Solution -「JLOI 2015」「洛谷 P3262」战争调度
\(\mathcal{Description}\)
Link.
给定一棵 \(n\) 层的完全二叉树,你把每个结点染成黑色或白色,满足黑色叶子个数不超过 \(m\)。对于一个叶子 \(u\),若其 \(k\) 级父亲与其同为黑色,则对答案贡献 \(a_{uk}\);若同为白色,则对答案贡献 \(b_{uk}\)。求最大贡献和。
\(n\le10\)。
\(\mathcal{Solution}\)
想要 DP,比如令 \(f(u,i)\) 表示 \(u\) 子树内有 \(i\) 个叶子为黑色时的最大贡献和。但发现这根本没法转移 qwq。
那……爆搜呢?
从上往下搜索,直接钦定当前非叶结点是黑是白,搜到叶子时,在向上计算当前叶子是黑色/白色时的贡献,回溯时简单背包。

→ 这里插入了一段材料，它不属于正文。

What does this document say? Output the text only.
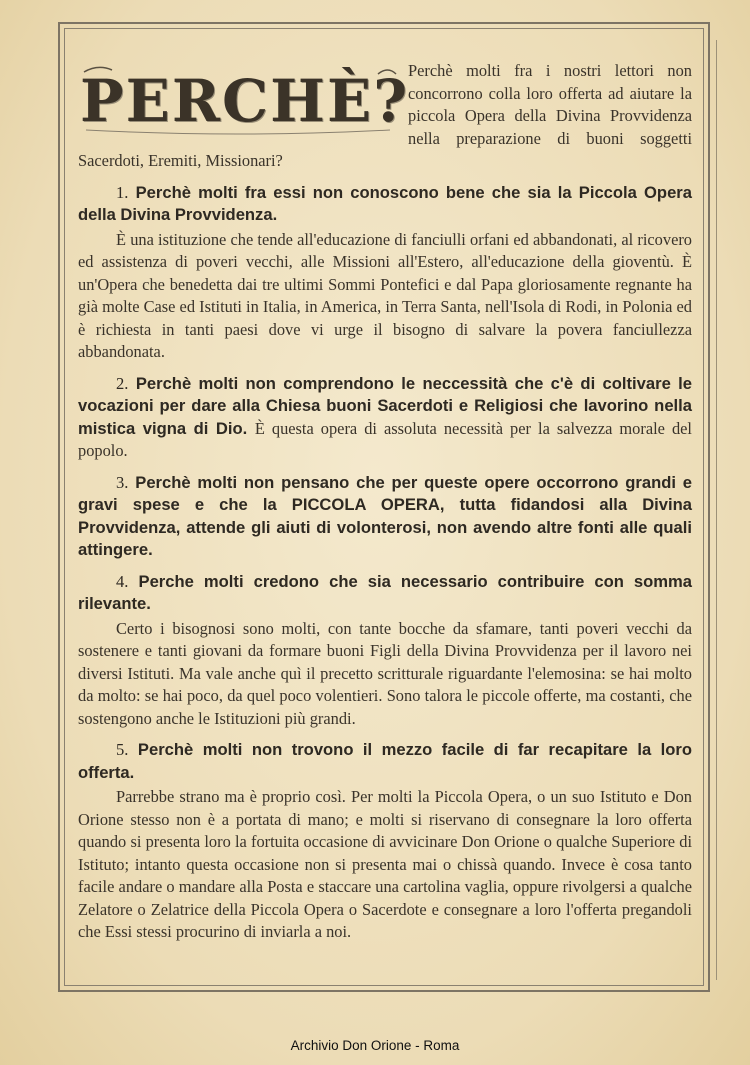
PERCHÈ?

Perchè molti fra i nostri lettori non concorrono colla loro offerta ad aiutare la piccola Opera della Divina Provvidenza nella preparazione di buoni soggetti Sacerdoti, Eremiti, Missionari?

1. Perchè molti fra essi non conoscono bene che sia la Piccola Opera della Divina Provvidenza.

È una istituzione che tende all'educazione di fanciulli orfani ed abbandonati, al ricovero ed assistenza di poveri vecchi, alle Missioni all'Estero, all'educazione della gioventù. È un'Opera che benedetta dai tre ultimi Sommi Pontefici e dal Papa gloriosamente regnante ha già molte Case ed Istituti in Italia, in America, in Terra Santa, nell'Isola di Rodi, in Polonia ed è richiesta in tanti paesi dove vi urge il bisogno di salvare la povera fanciullezza abbandonata.

2. Perchè molti non comprendono le neccessità che c'è di coltivare le vocazioni per dare alla Chiesa buoni Sacerdoti e Religiosi che lavorino nella mistica vigna di Dio. È questa opera di assoluta necessità per la salvezza morale del popolo.

3. Perchè molti non pensano che per queste opere occorrono grandi e gravi spese e che la PICCOLA OPERA, tutta fidandosi alla Divina Provvidenza, attende gli aiuti di volonterosi, non avendo altre fonti alle quali attingere.

4. Perche molti credono che sia necessario contribuire con somma rilevante.

Certo i bisognosi sono molti, con tante bocche da sfamare, tanti poveri vecchi da sostenere e tanti giovani da formare buoni Figli della Divina Provvidenza per il lavoro nei diversi Istituti. Ma vale anche quì il precetto scritturale riguardante l'elemosina: se hai molto da molto: se hai poco, da quel poco volentieri. Sono talora le piccole offerte, ma costanti, che sostengono anche le Istituzioni più grandi.

5. Perchè molti non trovono il mezzo facile di far recapitare la loro offerta.

Parrebbe strano ma è proprio così. Per molti la Piccola Opera, o un suo Istituto e Don Orione stesso non è a portata di mano; e molti si riservano di consegnare la loro offerta quando si presenta loro la fortuita occasione di avvicinare Don Orione o qualche Superiore di Istituto; intanto questa occasione non si presenta mai o chissà quando. Invece è cosa tanto facile andare o mandare alla Posta e staccare una cartolina vaglia, oppure rivolgersi a qualche Zelatore o Zelatrice della Piccola Opera o Sacerdote e consegnare a loro l'offerta pregandoli che Essi stessi procurino di inviarla a noi.

Archivio Don Orione - Roma
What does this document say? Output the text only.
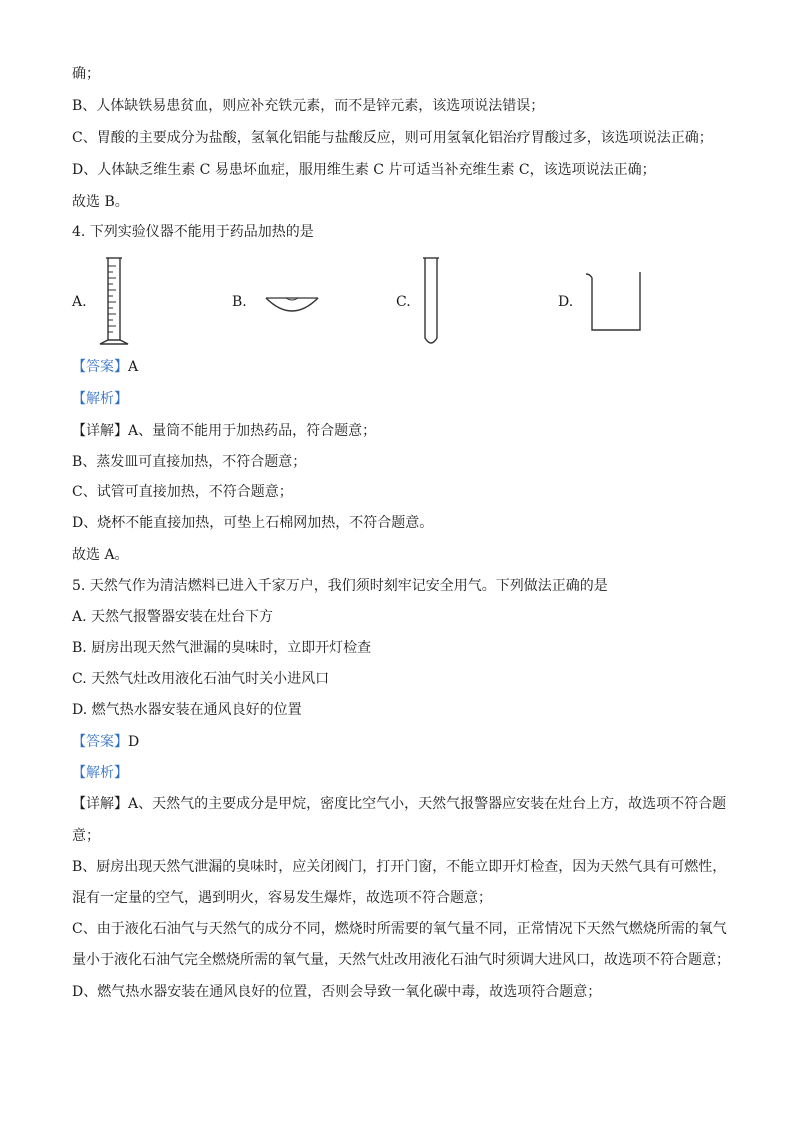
确；
B、人体缺铁易患贫血，则应补充铁元素，而不是锌元素，该选项说法错误；
C、胃酸的主要成分为盐酸，氢氧化铝能与盐酸反应，则可用氢氧化铝治疗胃酸过多，该选项说法正确；
D、人体缺乏维生素 C 易患坏血症，服用维生素 C 片可适当补充维生素 C，该选项说法正确；
故选 B。
4. 下列实验仪器不能用于药品加热的是
A.	B.	C.	D.
【答案】A
【解析】
【详解】A、量筒不能用于加热药品，符合题意；
B、蒸发皿可直接加热，不符合题意；
C、试管可直接加热，不符合题意；
D、烧杯不能直接加热，可垫上石棉网加热，不符合题意。
故选 A。
5. 天然气作为清洁燃料已进入千家万户，我们须时刻牢记安全用气。下列做法正确的是
A. 天然气报警器安装在灶台下方
B. 厨房出现天然气泄漏的臭味时，立即开灯检查
C. 天然气灶改用液化石油气时关小进风口
D. 燃气热水器安装在通风良好的位置
【答案】D
【解析】
【详解】A、天然气的主要成分是甲烷，密度比空气小，天然气报警器应安装在灶台上方，故选项不符合题
意；
B、厨房出现天然气泄漏的臭味时，应关闭阀门，打开门窗，不能立即开灯检查，因为天然气具有可燃性，
混有一定量的空气，遇到明火，容易发生爆炸，故选项不符合题意；
C、由于液化石油气与天然气的成分不同，燃烧时所需要的氧气量不同，正常情况下天然气燃烧所需的氧气
量小于液化石油气完全燃烧所需的氧气量，天然气灶改用液化石油气时须调大进风口，故选项不符合题意；
D、燃气热水器安装在通风良好的位置，否则会导致一氧化碳中毒，故选项符合题意；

复杂度 \(\mathcal O(n4^n)\),可过欸!
\(\mathcal{Code}\)
/* Clearink */
#include <cstdio>
const int MAXN = 10;
int n, m, a[1 << MAXN | 5][MAXN + 5], b[1 << MAXN | 5][MAXN + 5];
int f[1 << MAXN | 5][1 << MAXN | 5];
bool fight[1 << MAXN | 5];
inline void chkmax ( int& a, const int b ) { a < b && ( a = b, 0 ); }
inline void solve ( const int u, const int d ) {
for ( int i = 0; i <= 1 << d; ++ i ) f[u][i] = 0;
if ( !d ) {
for ( int i = 1; i <= n; ++ i ) {
if ( fight[u >> i] ) f[u][1] += a[u][i];
else f[u][0] += b[u][i];
}
} else {
for ( int k = 0; k <= 1; ++ k ) {
fight[u] = k;
solve ( u << 1, d - 1 ), solve ( u << 1 | 1, d - 1 );
for ( int i = 0; i <= 1 << d >> 1; ++ i ) {
for ( int j = 0; j <= 1 << d >> 1; ++ j ) {
chkmax ( f[u][i + j], f[u << 1][i] + f[u << 1 | 1][j] );
}
}
}
}
}
int main () {
scanf ( "%d %d", &n, &m ), -- n;
for ( int i = 0; i < 1 << n; ++ i ) {
for ( int j = 1; j <= n; ++ j ) {
scanf ( "%d", &a[( 1 << n ) + i][j] );
}
}
for ( int i = 0; i < 1 << n; ++ i ) {
for ( int j = 1; j <= n; ++ j ) {
scanf ( "%d", &b[( 1 << n ) + i][j] );
}
}
solve ( 1, n );
int ans = 0;
for ( int i = 0; i <= m; ++ i ) chkmax ( ans, f[1][i] );
printf ( "%d\n", ans );
return 0;
}